An order may travel through several zones if it contains items stored in different parts of the building. In sequential zone picking, the tote moves from one zone to the next until all items are collected, while in parallel zone picking, different zones pick parts of the same order at the same time and combine them later. The system works best when zones are balanced by order volume, item size, handling needs, and travel time.
Managers use data such as pick rate, error rate, and cycle time to decide where items should be stored and how many workers each zone needs.
Key Facts
- Pick rate = number of order lines picked / picking time
- Order cycle time = time released to warehouse to time ready for shipment
- Travel time often makes up the largest part of manual picking labor.
- Zone picking reduces picker travel by assigning workers to smaller warehouse areas.

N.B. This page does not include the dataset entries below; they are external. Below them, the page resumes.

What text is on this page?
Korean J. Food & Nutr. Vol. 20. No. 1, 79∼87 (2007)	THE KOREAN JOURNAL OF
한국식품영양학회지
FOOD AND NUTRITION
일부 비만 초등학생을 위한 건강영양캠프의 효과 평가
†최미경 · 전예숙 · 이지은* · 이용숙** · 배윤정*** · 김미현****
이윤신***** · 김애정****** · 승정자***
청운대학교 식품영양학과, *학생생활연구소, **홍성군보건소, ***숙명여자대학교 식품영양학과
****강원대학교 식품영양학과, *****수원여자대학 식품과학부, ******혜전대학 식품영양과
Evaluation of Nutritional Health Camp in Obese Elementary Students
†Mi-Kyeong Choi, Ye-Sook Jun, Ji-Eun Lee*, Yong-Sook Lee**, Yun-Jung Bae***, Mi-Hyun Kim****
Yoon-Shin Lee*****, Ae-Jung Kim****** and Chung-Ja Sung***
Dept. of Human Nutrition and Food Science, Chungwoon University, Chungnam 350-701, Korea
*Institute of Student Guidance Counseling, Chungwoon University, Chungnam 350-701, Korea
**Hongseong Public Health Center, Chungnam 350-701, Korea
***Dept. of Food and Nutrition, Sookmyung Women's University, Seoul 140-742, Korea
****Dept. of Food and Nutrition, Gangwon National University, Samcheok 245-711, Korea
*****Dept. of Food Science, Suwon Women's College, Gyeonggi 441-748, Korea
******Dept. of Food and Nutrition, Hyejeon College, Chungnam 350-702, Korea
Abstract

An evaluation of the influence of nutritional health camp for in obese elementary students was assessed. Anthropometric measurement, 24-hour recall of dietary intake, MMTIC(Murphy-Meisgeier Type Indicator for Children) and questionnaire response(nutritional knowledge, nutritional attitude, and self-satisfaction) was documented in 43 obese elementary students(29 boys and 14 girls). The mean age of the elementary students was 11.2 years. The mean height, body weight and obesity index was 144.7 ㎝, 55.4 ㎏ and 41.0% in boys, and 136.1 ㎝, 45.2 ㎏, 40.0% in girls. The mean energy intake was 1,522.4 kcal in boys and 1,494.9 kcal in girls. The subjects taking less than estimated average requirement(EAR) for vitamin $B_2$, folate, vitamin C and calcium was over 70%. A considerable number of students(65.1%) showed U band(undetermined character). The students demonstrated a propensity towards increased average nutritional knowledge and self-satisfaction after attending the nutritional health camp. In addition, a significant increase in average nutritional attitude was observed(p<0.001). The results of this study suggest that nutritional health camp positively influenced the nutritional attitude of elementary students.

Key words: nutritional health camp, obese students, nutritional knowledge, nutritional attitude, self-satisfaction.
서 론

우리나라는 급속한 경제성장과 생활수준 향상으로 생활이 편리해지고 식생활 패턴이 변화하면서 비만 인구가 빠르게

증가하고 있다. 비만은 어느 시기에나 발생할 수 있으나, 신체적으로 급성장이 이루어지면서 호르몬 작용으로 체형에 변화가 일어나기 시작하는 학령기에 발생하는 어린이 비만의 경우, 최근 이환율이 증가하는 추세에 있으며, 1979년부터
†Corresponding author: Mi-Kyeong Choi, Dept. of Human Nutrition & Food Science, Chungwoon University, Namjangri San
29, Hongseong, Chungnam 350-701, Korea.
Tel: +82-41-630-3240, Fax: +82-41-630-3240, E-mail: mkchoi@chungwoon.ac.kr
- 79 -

- Parallel zone picking can reduce total order time when multiple zones work at the same time.
- Workload per zone = number of picks in zone x average time per pick
Vocabulary
- Zone picking
- A warehouse picking method where workers collect items only from assigned sections of the warehouse.
- Pick face
- The accessible shelf or bin location where a worker retrieves an item for an order.
- Order tote
- A container used to hold items for one customer order as it moves through the warehouse.
- Warehouse management system
- Software that directs inventory locations, picking tasks, order status, and product movement.
- Conveyor
- A moving belt or roller system that transports totes, cartons, or products between warehouse areas.
Common Mistakes to Avoid
- Making zones equal in floor area only is wrong because workload depends on pick frequency, item handling time, and travel distance, not just square meters.
- Ignoring item velocity is wrong because fast-moving items should usually be placed where they are easy to reach and can be picked with minimal travel.
- Using sequential zone picking for every order is wrong because orders with items in many zones may move slowly if each zone waits for the previous one to finish.
- Forgetting consolidation is wrong because items picked in parallel zones must be accurately combined before packing or the customer may receive an incomplete order.
Practice Questions
- 1 A picker in Zone A completes 180 order lines in 3 hours. What is the pick rate in order lines per hour?
- 2 An order needs picks from Zone A, Zone B, and Zone C. Sequential picking times are 4 minutes, 6 minutes, and 5 minutes, with 2 minutes of transfer time between zones. What is the total time until the order reaches packing?
- 3 A warehouse has one zone with frequent congestion and another zone where workers often wait for work. Explain how the zone design or labor assignment could be changed to improve flow.